Is it true that sutable candidates don't exist in the state sector or is it that many of those who do exist in the state sector are not applying to Oxbridge?

Disinclined11 · 01/11/2015 20:10

The top exam grade is as likely to reflect well prepared exam technique and carefully taught syllabus as A* do now. It is unlikely just to be a measure of aptitude and student effort in the subject. IMO it is naive to suppose that certain private schools with experienced staff who have more time for each pupil will not to be able to continue to deliver a relative advantage for those factors compared to the state sector even if the intelligence of the pupils is similar.

I would be surprised if the top grade in humanities is not going to be based on very prescriptive criteria and therefore not necessarily rewarding flair. Differentiating a 9 from an 8 is otherwise going to be hard in the context variable quality of marking.
I suppose what I am saying is that universities may not simply be able to assume that best students are those with the 9s even if they are in a position to be that selective.

Ricardian · 01/11/2015 21:11

I suppose what I am saying is that universities may not simply be able to assume that best students are those with the 9s even if they are in a position to be that selective.

Are there humanities course where GCSE grades (in detail, as opposed to "having some at reasonable grades") are a significant part of the admission criteria? Oxford currently look at GCSE grades, but only as part of an overall assessment and they certainly don't require all A*. Does anyone else even look?

BoboChic · 01/11/2015 21:21

"I would be surprised if the top grade in humanities is not going to be based on very prescriptive criteria and therefore not necessarily rewarding flair"

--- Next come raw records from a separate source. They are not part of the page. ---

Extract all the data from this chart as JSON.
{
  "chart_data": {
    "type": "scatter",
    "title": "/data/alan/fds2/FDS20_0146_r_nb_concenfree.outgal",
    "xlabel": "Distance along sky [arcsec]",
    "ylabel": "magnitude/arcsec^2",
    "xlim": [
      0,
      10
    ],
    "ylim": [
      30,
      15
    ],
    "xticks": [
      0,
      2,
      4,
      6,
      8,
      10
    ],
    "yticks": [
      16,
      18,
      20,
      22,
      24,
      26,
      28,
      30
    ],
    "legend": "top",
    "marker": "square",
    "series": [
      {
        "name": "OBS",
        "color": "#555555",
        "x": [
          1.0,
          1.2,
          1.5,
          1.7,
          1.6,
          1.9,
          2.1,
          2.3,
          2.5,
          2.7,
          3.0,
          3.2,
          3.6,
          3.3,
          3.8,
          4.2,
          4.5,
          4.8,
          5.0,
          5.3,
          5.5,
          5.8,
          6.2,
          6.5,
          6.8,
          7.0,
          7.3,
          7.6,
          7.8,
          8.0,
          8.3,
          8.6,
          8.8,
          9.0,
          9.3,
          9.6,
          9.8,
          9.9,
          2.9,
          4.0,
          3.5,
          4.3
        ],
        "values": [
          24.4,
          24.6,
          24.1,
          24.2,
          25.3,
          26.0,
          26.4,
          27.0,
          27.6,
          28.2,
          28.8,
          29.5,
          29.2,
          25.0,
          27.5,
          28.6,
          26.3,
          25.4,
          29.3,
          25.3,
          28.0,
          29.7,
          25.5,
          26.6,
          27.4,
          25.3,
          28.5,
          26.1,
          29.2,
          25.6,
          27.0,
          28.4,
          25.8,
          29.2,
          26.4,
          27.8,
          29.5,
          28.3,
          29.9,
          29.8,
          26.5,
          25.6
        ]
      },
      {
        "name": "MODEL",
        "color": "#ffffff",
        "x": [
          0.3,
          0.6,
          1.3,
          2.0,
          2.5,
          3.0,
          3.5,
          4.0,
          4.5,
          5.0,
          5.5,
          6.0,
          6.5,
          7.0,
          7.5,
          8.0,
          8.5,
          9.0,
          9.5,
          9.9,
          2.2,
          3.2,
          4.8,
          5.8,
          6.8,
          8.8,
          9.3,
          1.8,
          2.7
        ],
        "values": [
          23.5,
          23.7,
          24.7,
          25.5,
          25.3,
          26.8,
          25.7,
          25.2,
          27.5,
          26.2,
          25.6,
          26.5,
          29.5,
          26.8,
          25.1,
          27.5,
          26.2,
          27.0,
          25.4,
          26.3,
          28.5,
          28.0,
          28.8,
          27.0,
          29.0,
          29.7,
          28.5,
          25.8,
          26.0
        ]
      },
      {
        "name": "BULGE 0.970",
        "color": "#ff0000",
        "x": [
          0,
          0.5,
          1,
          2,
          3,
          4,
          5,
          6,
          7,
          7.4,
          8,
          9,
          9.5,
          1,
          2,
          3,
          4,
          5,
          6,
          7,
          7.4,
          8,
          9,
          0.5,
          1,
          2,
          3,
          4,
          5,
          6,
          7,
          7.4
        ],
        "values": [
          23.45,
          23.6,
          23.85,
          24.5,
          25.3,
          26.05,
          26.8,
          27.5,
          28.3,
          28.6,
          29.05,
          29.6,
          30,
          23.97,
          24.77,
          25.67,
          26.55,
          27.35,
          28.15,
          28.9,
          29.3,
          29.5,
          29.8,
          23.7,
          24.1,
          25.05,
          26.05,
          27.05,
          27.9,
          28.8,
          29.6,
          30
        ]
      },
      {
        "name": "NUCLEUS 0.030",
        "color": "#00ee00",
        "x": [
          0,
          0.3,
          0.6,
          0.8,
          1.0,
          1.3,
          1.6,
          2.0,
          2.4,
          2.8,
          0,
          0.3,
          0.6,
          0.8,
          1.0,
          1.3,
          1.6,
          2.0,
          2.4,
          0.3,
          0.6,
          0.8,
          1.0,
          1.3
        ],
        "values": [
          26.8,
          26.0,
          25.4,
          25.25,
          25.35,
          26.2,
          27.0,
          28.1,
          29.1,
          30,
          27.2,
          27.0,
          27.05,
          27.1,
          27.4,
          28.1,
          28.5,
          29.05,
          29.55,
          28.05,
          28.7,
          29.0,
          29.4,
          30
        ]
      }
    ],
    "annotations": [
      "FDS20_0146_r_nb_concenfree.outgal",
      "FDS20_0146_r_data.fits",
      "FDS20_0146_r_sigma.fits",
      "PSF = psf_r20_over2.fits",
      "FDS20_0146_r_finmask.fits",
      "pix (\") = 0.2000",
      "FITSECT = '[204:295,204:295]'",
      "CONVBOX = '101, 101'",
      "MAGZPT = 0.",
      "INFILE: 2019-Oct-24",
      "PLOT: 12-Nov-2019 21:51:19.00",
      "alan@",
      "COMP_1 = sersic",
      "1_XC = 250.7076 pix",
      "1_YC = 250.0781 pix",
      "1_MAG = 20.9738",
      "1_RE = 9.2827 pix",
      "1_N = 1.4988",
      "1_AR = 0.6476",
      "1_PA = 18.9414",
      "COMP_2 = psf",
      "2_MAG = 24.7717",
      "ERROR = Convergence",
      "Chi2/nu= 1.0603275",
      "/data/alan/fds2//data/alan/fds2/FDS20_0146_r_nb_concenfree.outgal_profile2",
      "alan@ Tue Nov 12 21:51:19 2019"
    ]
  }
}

Mass examinations like GCSE cannot be designed to reward "flair" or creativity and still be fair. You have to forget about flair and base assessment on other (perfectly valid) criteria for low-level mass examinations.

Disinclined11 · 01/11/2015 22:04

Ricardian a competitive university English course for example may decide to set the offer bar at grade 8/9 English GCSE for candidates (without the luxury of aptitude tests or information from AS results)

Mass examinations like GCSE cannot be designed to reward "flair" or creativity and still be fair. You have to forget about flair and base assessment on other (perfectly valid) criteria for low-level mass examinations.
Off topic but actually mass examinations can be designed to reward flair and creativity as well as discriminate fairly by harder questions. The problem is that of suitably qualified and trained markers with sufficient time. I do wonder why the boards don't just distribute the harder questions (grade A* or 8/9 questions) to more expert examiners instead of having one marker marking all the questions of a candidate's paper.

Ricardian · 01/11/2015 22:17

a competitive university English course for example may decide to set the offer bar at grade 8/9 English GCSE for candidates (without the luxury of aptitude tests or information from AS results)

They could. But grade 8 is equivalent to current A*; how many applicants for competitive English courses (ie, likely to get an A at A2) don't have that?

3% of the cohort get A*, but given GCSE English (including Foundation Tier) is taken by the vast majority of the cohort, is asking for applicants to a selective English degree to be in the top 3% overly onerous?